Campaign signs in Apex, North Carolina, 20 July 2004, photographed by Seth Ilys.

It is not just what you say, but also where and how you say it.

The Bill of Rights protects your right to urge a balanced budget, or the outlawing of abortion, or the imprudence of your county wanting to build a toll road, or that every adult be required to carry a loaded gun at all times.

It does not allow you to force me to listen.

It does not allow you to barge into the home of Chief Justice John Roberts, or into that of President Obama, or into mine, to force any of us to listen to you.

It does not allow you to barge into a session of Congress, or a courtroom, or a government office, or a movie theater, or a store, or a church, or a wedding, or a funeral, to force those present to listen to you, or even to hear you.

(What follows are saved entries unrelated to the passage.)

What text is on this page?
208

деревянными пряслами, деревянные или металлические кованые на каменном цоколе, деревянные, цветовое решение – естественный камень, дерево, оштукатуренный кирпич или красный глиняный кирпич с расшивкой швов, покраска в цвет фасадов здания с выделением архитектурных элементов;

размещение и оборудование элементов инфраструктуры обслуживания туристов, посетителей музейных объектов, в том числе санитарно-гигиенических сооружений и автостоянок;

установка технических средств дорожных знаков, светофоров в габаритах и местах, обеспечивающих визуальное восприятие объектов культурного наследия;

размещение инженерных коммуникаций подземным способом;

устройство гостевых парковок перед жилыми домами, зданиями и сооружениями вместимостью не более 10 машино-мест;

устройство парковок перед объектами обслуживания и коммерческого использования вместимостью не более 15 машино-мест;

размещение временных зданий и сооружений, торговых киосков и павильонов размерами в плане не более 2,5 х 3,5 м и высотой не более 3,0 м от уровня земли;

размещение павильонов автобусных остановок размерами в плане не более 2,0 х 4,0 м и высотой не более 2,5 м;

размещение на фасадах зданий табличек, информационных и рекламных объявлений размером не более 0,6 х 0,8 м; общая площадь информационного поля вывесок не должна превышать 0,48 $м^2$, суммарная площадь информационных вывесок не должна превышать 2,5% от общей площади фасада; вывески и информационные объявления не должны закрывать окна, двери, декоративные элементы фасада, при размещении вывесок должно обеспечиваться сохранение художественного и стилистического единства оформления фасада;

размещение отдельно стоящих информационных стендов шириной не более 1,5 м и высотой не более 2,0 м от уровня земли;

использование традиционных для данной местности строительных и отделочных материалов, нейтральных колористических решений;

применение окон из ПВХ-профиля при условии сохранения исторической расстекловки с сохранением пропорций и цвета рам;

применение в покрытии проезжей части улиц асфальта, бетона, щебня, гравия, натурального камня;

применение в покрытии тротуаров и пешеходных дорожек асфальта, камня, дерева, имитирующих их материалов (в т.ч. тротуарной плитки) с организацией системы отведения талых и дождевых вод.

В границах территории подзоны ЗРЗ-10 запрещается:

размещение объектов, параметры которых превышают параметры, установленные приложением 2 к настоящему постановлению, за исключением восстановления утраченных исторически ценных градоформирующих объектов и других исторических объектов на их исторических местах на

You can display your opinion on a sign on your own property, or publish it in print or online, but you can’t oblige me to read it or listen to it.  You can’t even force me to look at it.

You cannot constrain how I use my time, nor where I direct my attention, nor what I think about.

That is why it was reasonable for Magistrate Judge Karen Howze to ban Rives Grogan from the District of Columbia until his court date, and why the objections to the ban by the Rutherford Institute and others is misguided.  See here, here, here, and here, for description of the event and the Judge’s order, and for views opposite to mine.  Public Safety isn’t the issue in this case.  The issue here is people’s right to not have their time and attention hijacked against their will.

The principles above also show that Fred Phelps and his Westboro Baptist Church’s picketing of funerals goes beyond the limits of protected free speech.